I stepped in first. “You’re not going to be able to make that decision in the middle of an event,” I said. “You need to make it when you’re well and we have backup in place – but hospice can help with that, and we can make it work.”
At which point the doctor added, “Chuck has been with you all through this, and he hasn’t stepped back from anything up to now, so I don’t think you have to worry about him handling anything down the road.”
So, we’ve started a conversation, and I think I see a little better how the situation might end up playing out. Already, just a little more than a week since he left the hospital feeling great, his blood pressure’s starting to fall again and his energy’s beginning to lag a little. I don’t like doing too much of my own prognosticating, for fear that my internal predictions might actually lead to a poorer outcome, but I’m guessing he’s 4-5 weeks from another event of some sort. He makes it clear every time I end up calling the EMTs that he doesn’t want to go to the hospital. Once it really starts sinking in that he can control that, our conversation about future treatment options may continue – and he may decide he no longer wants to be a periodic resident of a nursing home or hospital.
I wonder if the Census accepts do-overs.












April 12, 2010 at 9:38 am04
So glad your sister was such a help to you. I am truly in awe about how you’ve been handling all this. You’re my hero!
April 12, 2010 at 9:38 pm04
No family is like any other family, but I remember the day that Mother said no more, just as she was dismissed, once again, from the hospital, and then the day two weeks later when she got dehydrated and said no to going to the hospital. To our parents’ generation the fact that a person can actually make decisions about care and tell the doctor what is wanted is a unique and unfamiliar concept. So glad you wrote because I was getting worried.
April 13, 2010 at 9:38 am04
This is an enormously important conversation you’ve begun, and I’m SO glad your father and sister and doctor were all able to join in. The idea that one does have control, that one can step off this carousel that leads from home to hospital to rehab and round again, that one can be kept comfortable at home — this does come as news sometimes. Further, there is all kinds of help available to him and to you from hospice: home health aides, nurse’s visits, a social worker, volunteers, a chaplain, drugs and equipment delivered. And Medicare pays for it all.
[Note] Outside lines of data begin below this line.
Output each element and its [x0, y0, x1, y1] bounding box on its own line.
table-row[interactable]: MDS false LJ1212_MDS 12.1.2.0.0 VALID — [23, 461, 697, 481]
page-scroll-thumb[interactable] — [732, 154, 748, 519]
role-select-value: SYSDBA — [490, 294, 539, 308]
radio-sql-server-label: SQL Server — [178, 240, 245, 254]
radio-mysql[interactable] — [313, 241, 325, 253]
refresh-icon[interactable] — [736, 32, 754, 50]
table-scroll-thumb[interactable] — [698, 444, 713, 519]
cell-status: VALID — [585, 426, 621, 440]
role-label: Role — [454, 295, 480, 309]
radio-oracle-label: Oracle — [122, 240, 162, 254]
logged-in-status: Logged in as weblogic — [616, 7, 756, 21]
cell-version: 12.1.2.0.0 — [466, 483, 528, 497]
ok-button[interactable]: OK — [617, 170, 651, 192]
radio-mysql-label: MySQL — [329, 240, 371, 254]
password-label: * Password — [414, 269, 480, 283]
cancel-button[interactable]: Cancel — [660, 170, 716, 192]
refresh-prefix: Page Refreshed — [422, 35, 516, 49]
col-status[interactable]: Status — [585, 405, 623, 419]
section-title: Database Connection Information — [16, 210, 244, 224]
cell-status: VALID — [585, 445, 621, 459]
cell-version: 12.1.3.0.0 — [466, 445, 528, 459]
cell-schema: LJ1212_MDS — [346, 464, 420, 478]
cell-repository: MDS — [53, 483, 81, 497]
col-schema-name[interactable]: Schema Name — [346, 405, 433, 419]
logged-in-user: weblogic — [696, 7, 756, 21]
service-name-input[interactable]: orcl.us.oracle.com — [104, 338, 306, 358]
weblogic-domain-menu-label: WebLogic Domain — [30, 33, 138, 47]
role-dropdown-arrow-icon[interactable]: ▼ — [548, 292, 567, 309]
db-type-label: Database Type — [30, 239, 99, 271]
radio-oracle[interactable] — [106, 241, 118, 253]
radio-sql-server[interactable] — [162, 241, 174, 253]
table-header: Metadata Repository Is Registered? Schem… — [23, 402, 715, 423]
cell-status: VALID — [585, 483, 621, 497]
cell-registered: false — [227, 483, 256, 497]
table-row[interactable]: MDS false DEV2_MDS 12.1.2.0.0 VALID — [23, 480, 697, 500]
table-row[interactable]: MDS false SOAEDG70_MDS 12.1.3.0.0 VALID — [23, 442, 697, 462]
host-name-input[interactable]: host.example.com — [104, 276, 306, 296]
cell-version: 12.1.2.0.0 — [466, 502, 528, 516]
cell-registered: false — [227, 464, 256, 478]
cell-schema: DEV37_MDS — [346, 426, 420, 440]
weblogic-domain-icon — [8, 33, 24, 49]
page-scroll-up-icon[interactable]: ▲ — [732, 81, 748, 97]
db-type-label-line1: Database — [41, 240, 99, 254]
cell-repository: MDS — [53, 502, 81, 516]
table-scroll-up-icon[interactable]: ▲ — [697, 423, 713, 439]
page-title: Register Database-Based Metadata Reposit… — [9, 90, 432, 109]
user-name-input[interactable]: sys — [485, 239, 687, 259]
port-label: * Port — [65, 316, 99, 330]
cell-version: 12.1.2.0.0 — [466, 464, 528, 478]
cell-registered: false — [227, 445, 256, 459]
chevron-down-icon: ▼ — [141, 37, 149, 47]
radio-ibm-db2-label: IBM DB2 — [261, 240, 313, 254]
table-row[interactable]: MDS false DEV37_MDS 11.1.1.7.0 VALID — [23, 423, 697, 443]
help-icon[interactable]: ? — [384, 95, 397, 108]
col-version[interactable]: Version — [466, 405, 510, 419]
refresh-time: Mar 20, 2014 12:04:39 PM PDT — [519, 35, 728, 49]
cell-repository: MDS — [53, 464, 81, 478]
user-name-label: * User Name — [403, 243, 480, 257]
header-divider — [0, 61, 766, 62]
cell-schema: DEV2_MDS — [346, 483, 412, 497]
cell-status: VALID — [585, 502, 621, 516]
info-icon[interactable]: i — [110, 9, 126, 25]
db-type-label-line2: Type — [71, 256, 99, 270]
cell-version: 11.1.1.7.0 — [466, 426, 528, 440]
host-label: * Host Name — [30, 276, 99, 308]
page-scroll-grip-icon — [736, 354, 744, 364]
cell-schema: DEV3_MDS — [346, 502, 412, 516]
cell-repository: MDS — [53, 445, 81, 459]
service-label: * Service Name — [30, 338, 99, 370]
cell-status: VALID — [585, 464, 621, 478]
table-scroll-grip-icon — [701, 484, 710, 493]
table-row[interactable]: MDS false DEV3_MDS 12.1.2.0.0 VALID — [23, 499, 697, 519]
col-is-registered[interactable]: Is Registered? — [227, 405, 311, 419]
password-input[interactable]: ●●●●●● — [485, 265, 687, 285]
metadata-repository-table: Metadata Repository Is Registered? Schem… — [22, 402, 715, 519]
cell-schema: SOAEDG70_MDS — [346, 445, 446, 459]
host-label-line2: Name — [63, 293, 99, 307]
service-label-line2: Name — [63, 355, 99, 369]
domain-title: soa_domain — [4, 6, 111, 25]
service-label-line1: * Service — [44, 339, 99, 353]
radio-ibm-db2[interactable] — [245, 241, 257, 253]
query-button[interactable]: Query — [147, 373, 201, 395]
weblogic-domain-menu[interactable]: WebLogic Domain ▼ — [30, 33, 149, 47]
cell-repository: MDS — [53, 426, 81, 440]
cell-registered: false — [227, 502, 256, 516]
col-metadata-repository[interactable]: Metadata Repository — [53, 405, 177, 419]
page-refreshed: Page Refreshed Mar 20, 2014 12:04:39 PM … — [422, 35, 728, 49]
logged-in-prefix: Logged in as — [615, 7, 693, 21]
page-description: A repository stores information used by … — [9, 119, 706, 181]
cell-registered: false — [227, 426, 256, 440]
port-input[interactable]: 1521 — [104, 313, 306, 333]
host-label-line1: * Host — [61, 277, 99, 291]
Yes, I’m a hospice advocate, having benefitted enormously from its help while my mother was dying, peacefully, at home. But as you correctly see, the key is when to call. People often wait and wait and wait, and make a process that cannot ever be easy even harder than it has to be.
Just to know that the option exists, and to have started contemplating when one might use it, that is crucial. And brave.
April 19, 2010 at 9:38 am04
So glad to hear from you again, your story has captivated me. Please keep writing, even when there isn’t any “news”, we care about you and your family
April 20, 2010 at 9:38 am04
We just made the decision for hospice for my Mom. No more hospitals. As soon as we did, she got quite a bit stronger.
We now have help making decisions from a team of experts, the hospice people. We did it for us, as much as for her. What a relief!